Just then, the Queen bursts through the barricades, irate at having her drones decimated. It looks bleak - but then Brie comes in with her power loader, hoping to give the Queen something to fight while Burke evacuates the others. But he's not going anywhere - and neither are they. One woman, Gloria, manages to slash the Queen's tail and sever it with a makeshift blade (getting severe acid burns on her arm in the process) and the rest set on it. Brie manages to provoke it to attack her and traps it with the vicelike grip of the claw, and this time, Burke won't miss - he empties the clip into the Queen's head. Gloria sets a fire to destroy the office as plausible deniability to get Burke off the hook, suggesting that Burke's procurement of the Xenomorph egg was done at Hiro's behest and that Hiro set the fire to destroy the memo to cover his tracks.

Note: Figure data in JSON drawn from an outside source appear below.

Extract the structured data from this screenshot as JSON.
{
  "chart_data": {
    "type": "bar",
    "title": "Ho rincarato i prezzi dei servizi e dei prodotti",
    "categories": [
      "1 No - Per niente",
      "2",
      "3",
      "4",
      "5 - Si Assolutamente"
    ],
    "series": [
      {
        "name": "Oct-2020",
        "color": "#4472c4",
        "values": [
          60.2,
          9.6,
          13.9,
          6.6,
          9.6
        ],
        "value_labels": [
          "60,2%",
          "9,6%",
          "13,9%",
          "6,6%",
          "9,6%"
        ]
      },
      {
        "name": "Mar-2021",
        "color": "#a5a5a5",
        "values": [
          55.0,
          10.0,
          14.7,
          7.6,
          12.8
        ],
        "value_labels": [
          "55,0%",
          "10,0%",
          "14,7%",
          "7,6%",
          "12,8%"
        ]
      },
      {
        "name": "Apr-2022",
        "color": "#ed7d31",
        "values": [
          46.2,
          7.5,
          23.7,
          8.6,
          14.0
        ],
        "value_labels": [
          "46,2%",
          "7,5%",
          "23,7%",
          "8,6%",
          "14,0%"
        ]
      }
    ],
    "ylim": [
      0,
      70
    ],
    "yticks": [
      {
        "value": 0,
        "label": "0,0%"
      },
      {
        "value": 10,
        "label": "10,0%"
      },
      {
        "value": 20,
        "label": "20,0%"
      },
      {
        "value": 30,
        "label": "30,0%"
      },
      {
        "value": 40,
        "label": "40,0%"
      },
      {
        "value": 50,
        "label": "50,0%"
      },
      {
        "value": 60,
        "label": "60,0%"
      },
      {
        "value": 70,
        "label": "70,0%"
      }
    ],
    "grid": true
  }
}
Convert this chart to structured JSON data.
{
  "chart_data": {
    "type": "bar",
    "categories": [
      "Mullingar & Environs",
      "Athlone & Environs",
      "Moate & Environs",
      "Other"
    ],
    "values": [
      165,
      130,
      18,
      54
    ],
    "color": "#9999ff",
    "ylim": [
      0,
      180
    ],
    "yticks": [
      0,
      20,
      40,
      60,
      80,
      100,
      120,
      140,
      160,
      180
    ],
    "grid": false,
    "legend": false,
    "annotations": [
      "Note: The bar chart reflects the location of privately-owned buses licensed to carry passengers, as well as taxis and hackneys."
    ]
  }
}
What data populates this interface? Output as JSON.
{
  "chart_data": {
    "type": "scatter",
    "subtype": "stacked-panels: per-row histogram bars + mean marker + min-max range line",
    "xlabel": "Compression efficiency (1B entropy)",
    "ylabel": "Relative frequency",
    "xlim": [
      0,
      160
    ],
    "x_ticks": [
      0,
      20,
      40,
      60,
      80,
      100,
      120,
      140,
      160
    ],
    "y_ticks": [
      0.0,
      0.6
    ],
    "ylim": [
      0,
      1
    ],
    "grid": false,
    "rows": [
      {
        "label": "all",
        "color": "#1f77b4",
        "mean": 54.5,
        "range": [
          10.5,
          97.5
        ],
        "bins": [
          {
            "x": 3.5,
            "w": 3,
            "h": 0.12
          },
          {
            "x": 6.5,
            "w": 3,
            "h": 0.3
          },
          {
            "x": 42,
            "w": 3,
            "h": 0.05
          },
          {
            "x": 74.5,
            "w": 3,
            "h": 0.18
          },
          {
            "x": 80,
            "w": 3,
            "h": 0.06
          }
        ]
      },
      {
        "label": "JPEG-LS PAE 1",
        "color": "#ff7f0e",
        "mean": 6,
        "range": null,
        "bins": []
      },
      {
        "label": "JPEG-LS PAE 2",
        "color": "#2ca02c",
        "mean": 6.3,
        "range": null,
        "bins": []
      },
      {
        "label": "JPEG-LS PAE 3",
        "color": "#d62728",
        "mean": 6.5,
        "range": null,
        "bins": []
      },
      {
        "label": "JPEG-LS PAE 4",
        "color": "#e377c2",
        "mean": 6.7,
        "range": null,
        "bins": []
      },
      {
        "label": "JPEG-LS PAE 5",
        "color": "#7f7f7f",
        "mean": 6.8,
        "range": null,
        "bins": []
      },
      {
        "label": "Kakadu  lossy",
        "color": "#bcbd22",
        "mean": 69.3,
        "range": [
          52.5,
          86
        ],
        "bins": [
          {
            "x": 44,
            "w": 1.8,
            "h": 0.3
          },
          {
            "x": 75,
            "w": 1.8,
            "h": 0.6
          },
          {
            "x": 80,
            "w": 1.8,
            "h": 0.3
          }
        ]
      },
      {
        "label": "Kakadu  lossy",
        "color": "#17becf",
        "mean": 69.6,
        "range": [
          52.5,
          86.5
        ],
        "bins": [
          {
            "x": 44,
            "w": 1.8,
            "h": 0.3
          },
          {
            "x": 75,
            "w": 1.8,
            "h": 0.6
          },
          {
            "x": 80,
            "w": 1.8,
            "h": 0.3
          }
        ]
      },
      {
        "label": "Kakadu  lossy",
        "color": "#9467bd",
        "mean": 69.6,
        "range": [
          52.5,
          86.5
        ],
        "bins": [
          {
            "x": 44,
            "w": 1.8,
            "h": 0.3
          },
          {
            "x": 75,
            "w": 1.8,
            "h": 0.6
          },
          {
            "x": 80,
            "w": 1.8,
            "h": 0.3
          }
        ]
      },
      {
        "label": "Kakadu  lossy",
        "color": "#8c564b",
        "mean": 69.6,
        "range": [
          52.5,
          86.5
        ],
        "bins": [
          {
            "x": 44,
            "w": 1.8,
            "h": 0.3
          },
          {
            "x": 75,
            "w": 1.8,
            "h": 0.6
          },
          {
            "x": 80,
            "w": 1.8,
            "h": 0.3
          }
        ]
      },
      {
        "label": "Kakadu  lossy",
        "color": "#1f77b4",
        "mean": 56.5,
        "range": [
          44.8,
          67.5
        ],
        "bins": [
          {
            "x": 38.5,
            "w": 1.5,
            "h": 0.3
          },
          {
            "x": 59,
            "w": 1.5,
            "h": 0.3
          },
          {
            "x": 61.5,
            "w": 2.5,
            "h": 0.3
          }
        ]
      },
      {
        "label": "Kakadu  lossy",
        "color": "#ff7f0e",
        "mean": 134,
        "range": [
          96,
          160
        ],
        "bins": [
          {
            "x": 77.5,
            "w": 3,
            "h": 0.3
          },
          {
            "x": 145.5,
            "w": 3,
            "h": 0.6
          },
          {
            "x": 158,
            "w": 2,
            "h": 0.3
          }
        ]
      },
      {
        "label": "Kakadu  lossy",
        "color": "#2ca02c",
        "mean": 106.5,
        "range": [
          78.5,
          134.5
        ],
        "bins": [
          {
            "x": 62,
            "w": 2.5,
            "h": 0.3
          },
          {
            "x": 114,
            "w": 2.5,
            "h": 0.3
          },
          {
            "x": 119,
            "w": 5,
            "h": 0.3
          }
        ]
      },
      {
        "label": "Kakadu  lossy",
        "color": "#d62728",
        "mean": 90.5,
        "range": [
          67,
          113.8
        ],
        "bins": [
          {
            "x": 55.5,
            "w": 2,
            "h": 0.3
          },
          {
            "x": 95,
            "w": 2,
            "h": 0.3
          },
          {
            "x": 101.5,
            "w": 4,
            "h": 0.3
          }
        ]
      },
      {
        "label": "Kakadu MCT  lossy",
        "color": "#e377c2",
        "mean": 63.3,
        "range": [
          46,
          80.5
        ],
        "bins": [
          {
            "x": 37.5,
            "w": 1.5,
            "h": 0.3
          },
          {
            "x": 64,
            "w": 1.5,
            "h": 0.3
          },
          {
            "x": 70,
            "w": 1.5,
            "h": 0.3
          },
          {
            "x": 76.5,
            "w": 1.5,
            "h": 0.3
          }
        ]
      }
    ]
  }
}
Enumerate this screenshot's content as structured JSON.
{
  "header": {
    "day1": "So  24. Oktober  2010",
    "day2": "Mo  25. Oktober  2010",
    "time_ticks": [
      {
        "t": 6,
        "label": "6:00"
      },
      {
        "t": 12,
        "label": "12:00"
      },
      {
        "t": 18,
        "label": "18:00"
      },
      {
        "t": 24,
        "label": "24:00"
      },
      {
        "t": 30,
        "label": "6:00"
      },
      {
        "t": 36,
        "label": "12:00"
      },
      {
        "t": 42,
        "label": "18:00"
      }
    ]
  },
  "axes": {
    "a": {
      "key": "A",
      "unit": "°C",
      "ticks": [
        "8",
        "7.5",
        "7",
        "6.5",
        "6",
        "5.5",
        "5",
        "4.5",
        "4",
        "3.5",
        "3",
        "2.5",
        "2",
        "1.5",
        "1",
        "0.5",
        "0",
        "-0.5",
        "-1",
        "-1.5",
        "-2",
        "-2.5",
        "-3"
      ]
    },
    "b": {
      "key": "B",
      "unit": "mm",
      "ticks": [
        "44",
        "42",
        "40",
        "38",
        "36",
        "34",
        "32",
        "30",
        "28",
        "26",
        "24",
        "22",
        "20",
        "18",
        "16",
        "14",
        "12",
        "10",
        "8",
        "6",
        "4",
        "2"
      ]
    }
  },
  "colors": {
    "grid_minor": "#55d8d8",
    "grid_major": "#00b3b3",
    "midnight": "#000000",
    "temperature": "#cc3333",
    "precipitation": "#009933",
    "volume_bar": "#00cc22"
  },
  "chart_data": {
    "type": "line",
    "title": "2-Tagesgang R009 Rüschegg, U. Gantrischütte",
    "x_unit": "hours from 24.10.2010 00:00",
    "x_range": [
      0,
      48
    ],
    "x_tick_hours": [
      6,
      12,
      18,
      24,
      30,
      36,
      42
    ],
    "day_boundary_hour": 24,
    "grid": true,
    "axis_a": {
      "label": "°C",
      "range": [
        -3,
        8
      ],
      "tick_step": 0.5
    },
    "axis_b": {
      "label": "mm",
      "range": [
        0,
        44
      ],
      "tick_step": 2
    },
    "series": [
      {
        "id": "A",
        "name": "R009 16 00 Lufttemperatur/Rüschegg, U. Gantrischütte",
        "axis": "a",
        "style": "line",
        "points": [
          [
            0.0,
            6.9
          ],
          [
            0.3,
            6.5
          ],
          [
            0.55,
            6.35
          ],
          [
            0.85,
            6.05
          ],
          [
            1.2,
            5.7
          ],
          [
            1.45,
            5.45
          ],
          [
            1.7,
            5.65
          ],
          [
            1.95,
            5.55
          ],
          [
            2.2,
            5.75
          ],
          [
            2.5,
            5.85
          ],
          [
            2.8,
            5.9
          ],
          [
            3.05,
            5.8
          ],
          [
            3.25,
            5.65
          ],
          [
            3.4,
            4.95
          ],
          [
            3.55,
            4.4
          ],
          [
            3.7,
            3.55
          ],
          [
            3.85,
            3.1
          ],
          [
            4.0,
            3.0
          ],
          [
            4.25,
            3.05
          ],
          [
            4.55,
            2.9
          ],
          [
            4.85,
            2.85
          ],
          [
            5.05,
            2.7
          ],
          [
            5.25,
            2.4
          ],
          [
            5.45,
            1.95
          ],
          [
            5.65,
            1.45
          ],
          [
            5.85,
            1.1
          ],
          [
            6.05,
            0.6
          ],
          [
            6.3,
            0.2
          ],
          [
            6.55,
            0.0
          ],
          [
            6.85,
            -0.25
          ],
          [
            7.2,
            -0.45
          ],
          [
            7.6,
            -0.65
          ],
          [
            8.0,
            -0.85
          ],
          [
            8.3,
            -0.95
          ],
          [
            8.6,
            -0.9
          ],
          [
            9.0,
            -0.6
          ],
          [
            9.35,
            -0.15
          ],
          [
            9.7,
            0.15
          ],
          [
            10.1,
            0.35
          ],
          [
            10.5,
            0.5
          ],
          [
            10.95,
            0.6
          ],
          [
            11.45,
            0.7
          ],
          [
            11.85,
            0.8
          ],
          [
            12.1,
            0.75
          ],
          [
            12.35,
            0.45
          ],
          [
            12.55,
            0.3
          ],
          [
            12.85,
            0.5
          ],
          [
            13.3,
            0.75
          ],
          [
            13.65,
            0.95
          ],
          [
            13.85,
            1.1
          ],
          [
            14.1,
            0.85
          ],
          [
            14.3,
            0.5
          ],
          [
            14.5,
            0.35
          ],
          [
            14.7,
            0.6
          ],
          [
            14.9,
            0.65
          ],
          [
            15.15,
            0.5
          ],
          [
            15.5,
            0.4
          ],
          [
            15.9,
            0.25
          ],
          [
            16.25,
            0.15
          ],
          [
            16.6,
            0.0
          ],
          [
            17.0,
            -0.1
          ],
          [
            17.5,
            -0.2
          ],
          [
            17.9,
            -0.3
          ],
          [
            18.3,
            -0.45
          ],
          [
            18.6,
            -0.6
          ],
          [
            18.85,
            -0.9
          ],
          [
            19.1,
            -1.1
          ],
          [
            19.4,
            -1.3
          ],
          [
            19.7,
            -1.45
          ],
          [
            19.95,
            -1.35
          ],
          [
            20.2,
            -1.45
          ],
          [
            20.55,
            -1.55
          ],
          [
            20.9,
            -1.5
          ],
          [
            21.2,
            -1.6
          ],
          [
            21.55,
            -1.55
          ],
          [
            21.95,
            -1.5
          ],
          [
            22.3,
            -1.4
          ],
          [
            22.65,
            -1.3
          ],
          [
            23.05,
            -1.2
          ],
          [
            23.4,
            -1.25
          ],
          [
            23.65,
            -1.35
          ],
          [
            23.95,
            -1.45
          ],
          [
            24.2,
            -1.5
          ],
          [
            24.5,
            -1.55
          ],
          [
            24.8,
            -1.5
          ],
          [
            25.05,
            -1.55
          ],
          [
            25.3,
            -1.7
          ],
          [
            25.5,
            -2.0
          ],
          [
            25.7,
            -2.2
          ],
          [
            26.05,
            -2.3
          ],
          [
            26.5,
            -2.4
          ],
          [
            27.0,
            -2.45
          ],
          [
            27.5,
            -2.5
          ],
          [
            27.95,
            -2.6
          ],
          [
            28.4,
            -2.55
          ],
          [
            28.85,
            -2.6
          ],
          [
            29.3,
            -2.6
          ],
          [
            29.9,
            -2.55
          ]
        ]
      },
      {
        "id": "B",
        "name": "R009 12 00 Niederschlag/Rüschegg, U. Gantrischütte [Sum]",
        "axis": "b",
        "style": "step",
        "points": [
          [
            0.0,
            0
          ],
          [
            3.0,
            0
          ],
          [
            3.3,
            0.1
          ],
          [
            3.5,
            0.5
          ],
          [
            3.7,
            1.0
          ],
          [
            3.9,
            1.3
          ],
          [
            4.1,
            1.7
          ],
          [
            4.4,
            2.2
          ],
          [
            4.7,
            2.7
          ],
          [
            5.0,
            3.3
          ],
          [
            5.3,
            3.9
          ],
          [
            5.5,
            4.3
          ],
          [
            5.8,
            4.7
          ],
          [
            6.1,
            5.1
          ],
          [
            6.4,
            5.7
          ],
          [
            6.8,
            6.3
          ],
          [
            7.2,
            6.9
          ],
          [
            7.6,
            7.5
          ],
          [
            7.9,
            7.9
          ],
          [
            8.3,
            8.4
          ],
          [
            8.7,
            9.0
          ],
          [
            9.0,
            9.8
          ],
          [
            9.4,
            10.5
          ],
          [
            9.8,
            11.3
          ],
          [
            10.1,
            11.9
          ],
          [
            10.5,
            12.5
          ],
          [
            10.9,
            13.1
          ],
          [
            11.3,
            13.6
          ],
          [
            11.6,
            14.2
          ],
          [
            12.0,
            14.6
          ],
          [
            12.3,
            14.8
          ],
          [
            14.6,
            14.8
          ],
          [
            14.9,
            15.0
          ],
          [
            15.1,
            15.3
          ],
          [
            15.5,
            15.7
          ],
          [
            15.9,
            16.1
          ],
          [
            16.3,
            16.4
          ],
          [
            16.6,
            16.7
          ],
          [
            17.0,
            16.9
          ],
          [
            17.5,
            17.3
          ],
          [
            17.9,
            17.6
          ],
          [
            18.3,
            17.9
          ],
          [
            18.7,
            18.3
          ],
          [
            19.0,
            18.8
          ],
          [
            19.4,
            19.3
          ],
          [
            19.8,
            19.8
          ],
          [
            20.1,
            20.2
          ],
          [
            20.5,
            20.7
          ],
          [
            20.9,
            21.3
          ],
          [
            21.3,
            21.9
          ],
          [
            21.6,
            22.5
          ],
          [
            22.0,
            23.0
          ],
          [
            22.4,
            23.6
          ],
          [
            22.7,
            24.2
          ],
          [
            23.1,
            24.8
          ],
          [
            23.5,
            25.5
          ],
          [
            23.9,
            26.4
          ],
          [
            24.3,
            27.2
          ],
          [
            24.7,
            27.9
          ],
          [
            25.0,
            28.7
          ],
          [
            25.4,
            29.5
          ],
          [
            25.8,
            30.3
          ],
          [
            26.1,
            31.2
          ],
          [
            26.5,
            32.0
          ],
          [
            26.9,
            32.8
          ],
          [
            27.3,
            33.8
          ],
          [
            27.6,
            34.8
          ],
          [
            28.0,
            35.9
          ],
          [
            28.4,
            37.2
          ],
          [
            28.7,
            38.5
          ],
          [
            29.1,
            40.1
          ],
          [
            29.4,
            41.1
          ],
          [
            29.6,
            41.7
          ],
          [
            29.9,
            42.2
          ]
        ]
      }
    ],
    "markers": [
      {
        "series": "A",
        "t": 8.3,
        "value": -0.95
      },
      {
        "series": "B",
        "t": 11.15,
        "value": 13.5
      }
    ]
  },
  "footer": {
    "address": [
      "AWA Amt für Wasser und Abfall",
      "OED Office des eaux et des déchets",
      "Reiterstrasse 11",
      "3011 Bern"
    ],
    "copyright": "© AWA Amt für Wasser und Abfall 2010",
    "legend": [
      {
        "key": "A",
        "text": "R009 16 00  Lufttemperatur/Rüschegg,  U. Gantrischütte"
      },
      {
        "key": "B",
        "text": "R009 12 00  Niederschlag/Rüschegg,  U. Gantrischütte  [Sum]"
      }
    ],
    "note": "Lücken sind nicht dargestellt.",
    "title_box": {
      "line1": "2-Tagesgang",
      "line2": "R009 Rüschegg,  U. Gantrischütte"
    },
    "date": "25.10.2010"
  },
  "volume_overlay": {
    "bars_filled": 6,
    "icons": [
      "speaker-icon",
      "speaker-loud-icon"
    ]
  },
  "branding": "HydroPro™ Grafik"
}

The survivors escape in a freighter with the GPS disabled, and as they're all presumed to have died in the Xenomorph infestation or the ensuing fire, nobody knows they're coming. Hiro has a massive lead on them, and he still has the egg and Zoe - but they have the element of surprise on their side, and Burke thoughtfully placed a tracking device on Hiro's ship while Hiro was unconscious as a contingency, meaning they know exactly where he's going. One way or another, they're going to take on Hiro, Shin, and the company. Having finally earned the respect of his daughter and the people in his charge, Carter Burke has finally emerged from the shadow of his treacherous past and established himself as someone willing to fight for what's right, and now he's bringing the fight to Weyland-Yutani.

Goofs[]

  • Lieutenant Gorman, whose first name was revealed to be Scott in the 2014 reference book Alien: The Weyland-Yutani Report, was referred to as William in the first issue of Aliens: What If..., which is a reference to the name of actor William Hope who portrayed the character in the 1986 feature film Aliens.
  • Within the opening pages of issue #1, an alternate timeline of events depicted Burkes ability to escape from the hive in which he had been cocooned when Gorman and Vasquez, trapped within the operations center by a swarm of Xenomorphs, detonated a grenade, killing themselves and the Xenomorphs that surrounded them. The blast being the reason Burke was knocked loose from the hive's resin, allowing him to escape. Though, in the 1986 feature film Aliens, it was stated that the hive was located beneath the atmospheric processing station, miles away from the colony's operations center, where Vasquez and Gorman took their own lives.

Reprint history[]

The five-issue series Aliens: What If... will be collected as a trade paperback that is set to be released on October 1, 2024 and will reuse cover art from issue #2 by Phil Noto.